Am anderen Tage bestieg Goroba-Dike wieder seinen Esel und ritt in das Gehöft des Dimadio, in dem er seinen Mabo, seine Kleider und Waffen und sein Pferd zurückgelassen hatte. Er sagte zu seinem Mabo: »Alal, heute ist der Tag gekommen, da wir uns wirklich und wie wir sind in Sariam und vor dem stolzen Hamadi Ardo vorstellen können. Rüste also mein Pferd. Rüste auch das deine.« Goroba-Dike kleidete sich und nahm seine Waffen. Er ritt in Sariam ein. Sein Mabo folgte ihm. Er stieg auf dem großen Platz ab, wo viele Fulbe versammelt waren. Dann schlug der Mabo die Pferdepflöcke in die Erde. Sie waren von Silber.
Goroba-Dike rief seine Frau herbei. Sie begrüßte ihn und sie lachte. Dann wandte er sich zu den Fulbe und sagte: »Ich bin Goroba-Dike, und das hier ist meine Frau Kode Ardo. Ich bin der Sohn eines Königs und bin es gewesen, der gestern und vorgestern die Burdam geschlagen hat.« König Hamadi Ardo sagte: »Das glaube ich nicht. Wir haben dich nur immer auf einem Esel gesehen.« Goroba-Dike sagte: »So frage die, die mit im Kampfe waren.« Die anderen sagten: »Es ist so!« Nur die ersten zwei Schwiegersöhne des Königs sagten: »Es ist nicht sicher.« Darauf zog Goroba-Dike die beiden Ohren hervor und fragte: »Nun, kennt ihr denn diese Ohren nicht wieder?« Da gingen die beiden still zur Seite.
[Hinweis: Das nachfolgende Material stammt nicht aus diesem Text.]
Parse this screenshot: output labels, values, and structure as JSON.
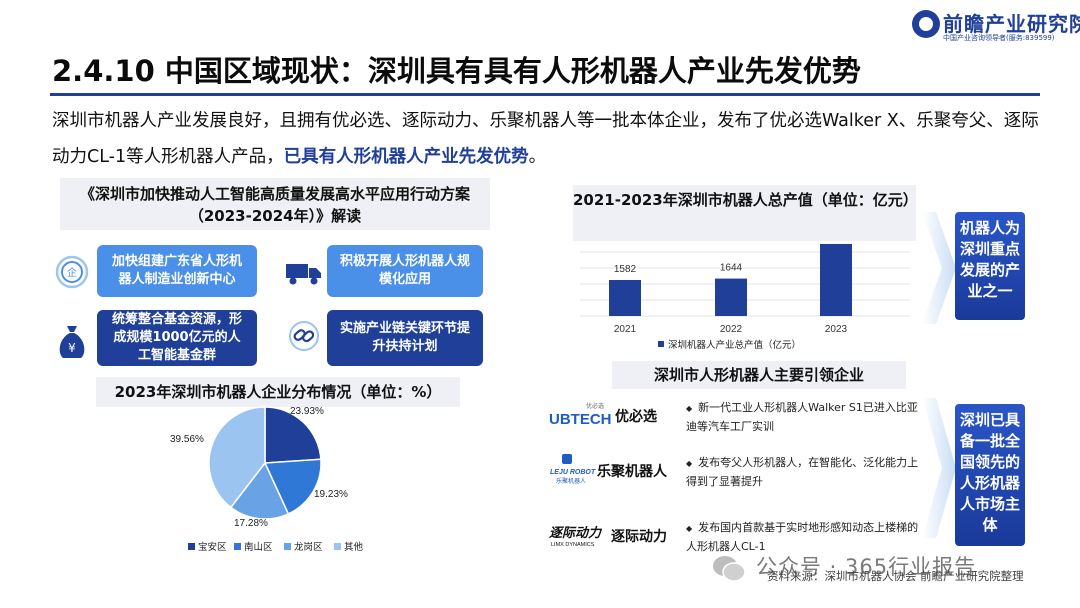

König Hamadi Ardo aber trat an Goroba-Dike heran. Er kniete vor ihm nieder und sagte: »Verzeihe mir! Nimm aber das Königreich aus meinen Händen.« Goroba-Dike sagte: »König Hamadi Ardo, ich bin nicht weniger als du. Ich bin auch ein Ardosproß. Wenn ich nun König bin, so befehle ich als erstes, daß man dem Schmied, der mich mehrfach verhöhnt hat und doch nichts anderes ist als ein Schmied, fünfzig mit dem Knotenstock auf den Hintern zähle!« So geschah es.